Other exit routes can be provided via buttons (using for example %bt (Button) or %tt (Textual Toolbar)):

a) When you click on the button that has no call-back function attached, the parent window will close. If there is only one window open, the effect is the same as if the standard 'EXIT' call-back were attached to the button.

b) If there is no call-back function attached to a button and the associated window has been created within a call-back function, then the window will close. The affect on the window's parent will depend on the value returned by the call-back (see Call-back functions). A zero return will close the window's parent. The same is true for any call-back, not just those attached to buttons.

Another approach to window closure is to attach a control variable to a window. When a window (or dialog) is created, by default it will be equivalent to a modal dialog box. A modal dialog box is one that must be closed before other windows in the same application can be accessed. Any code that follows the winio@ calls for a particular modal dialog box, will not be processed until the user closes the dialog.
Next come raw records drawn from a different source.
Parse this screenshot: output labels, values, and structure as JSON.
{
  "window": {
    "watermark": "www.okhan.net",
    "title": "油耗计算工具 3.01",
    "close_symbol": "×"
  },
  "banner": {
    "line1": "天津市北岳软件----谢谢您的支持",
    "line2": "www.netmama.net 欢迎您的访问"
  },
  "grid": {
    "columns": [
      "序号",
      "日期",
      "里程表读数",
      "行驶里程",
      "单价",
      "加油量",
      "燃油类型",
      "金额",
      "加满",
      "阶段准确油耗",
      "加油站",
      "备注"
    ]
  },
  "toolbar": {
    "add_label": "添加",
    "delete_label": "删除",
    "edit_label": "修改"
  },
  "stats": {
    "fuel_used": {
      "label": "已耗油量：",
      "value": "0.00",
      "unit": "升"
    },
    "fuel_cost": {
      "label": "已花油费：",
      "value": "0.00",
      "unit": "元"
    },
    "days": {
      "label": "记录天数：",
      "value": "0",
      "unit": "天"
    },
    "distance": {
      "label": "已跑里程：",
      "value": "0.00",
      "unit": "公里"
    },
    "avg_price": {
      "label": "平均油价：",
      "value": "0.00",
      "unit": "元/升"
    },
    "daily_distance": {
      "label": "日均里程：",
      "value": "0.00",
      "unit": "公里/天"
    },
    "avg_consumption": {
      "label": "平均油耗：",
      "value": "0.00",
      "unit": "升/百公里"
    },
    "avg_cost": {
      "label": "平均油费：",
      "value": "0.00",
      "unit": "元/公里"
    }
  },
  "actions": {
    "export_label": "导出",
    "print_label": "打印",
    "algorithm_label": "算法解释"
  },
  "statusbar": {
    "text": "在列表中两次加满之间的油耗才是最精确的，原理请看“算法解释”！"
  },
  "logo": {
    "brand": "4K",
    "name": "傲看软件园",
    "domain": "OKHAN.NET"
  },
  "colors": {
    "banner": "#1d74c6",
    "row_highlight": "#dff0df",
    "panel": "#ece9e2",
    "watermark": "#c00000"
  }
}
If you want more than one window to be accessible (the equivalent of a modeless dialog box) then you can use %lw (Leave Window Open) (see Leave window open) to leave a window open and to attach a control variable to the window. The presence of %lw causes any code that follows the winio@ calls for a particular window to be processed immediately. ClearWin+ sets the value of a %lw control variable to -1 (minus one). If the control variable is subsequently set a non-negative value, the window will close when that variable is updated (see below).


1. %lw (Leave Window Open) is used together with %fr (MDI Frame) and %aw (Attach MDI Child Window) to create a multi-document interface.

2. %cv (Control Variable) also provides a control variable for use with %aw (Attach MDI Child Window) but in this case the window will be a child window and will not be left open.